Another consideration includes the accidental puncture of the dura mater during needle placement resulting in an intrathecal injection of high dose morphine intended for an epidural injection. In humans, lack of spontaneous bowel movements, decreased perineal reflexes, and chronic urinary retention requiring self catheterization have been reported following intrathecal analgesic procedures. ^9,10 However, this is unlikely in this case as correct epidural placement with the second needle was determined by the loss-of-resistance technique, and no cerebrospinal fluid was observed.

Vascular injury to the spinal nerves should also be considered due to the prolonged general anesthesia and hypotensive episode. In one study that looked at 339 cats with spinal cord disease, only 1/15 cats was seen with a single vascular lesion in the lumbo-sacral area whereas others were affected in multiple spinal cord segments. ¹¹ It is possible that the cat was more susceptible to an ischemic or embolic event at the sacral spinal cord due to the mild trauma the epidural needle likely caused.

Excessive vasoconstriction causing inadequate spinal blood flow in response to the phenylephrine CRI is another possible etiology of the cat's clinical signs. Given that low spinal blood flow could occur in the absence of signs of poor perfusion elsewhere in the body, it is difficult to speculate on the adequacy of this cat's spinal blood flow. However, the authors are not aware of published reports of phenylephrine at 2–3 μg/kg/min causing neurologic sequelae secondary to low spinal blood flow in cats, nor have the authors observed this complication at their teaching hospital in which phenylephrine is administered frequently for hypotension in anesthetized cats.

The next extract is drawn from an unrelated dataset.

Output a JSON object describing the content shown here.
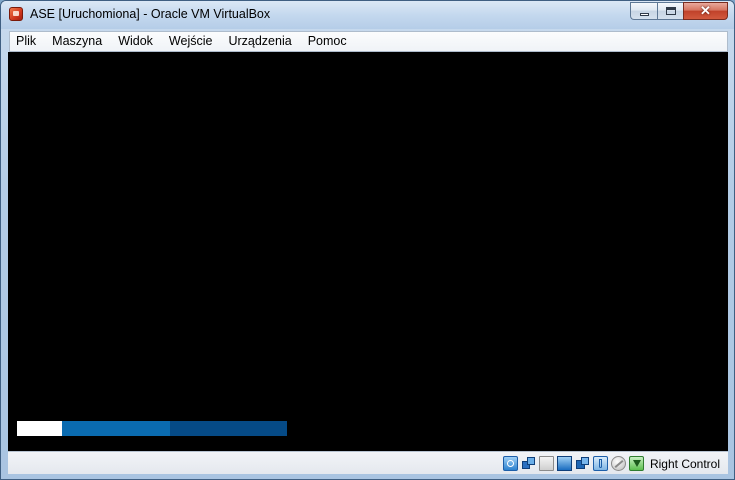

Opioid mediated urinary retention is reported at the highest rates when administered epidurally. ¹² Morphine has been seen to have supraspinal, spinal and peripheral mechanisms causing blockage of parasympathetic detrusor muscle contractions and internal sphincter relaxation. ⁴ Rates of urinary retention following opioid epidurals are as high as 10–15% in human literature ¹² and less than 11% in veterinary literature. ⁷ In human studies, bladder function has been seen to resolve within 16 h as the effects of the opioid dissipate. ¹³ It is possible that initial opioid mediated urinary retention and lack of manual bladder expressions during the early stages of urinary retention postoperatively may have led to excess stretch of the bladder detrusor muscle causing bladder atony. However, opioid effects do not account for the cat's concurrent constipation following the morphine epidural, nor does it explain the chronicity of the clinical signs. The constipation may be a result of the intestinal lymphoma but is unlikely in this case due to the acute onset of concurrent urinary retention postoperatively.

Neoplasia most commonly affects the lumbosacral segments of the spinal cord in cats. ^11,14 However, the lack of progression of some neurologic deficits and improvement in others observed through regular exams performed within 15 months postoperatively makes neoplasia unlikely in this case.

To the best of the authors’ knowledge, this is the first reported case of urinary and fecal dysfunction following epidural analgesia in a cat. Postoperative urinary retention in dogs and cats has been reported following epidural analgesia with morphine and bupivicaine ^15,16 and numerous accounts of urinary retention and or fecal incontinence following both epidural and spinal analgesia have been reported in humans. ^9,10,17−21 Although rare, urinary and bowel dysfunction remains a serious potential risk following epidural or spinal analgesia in humans and animals.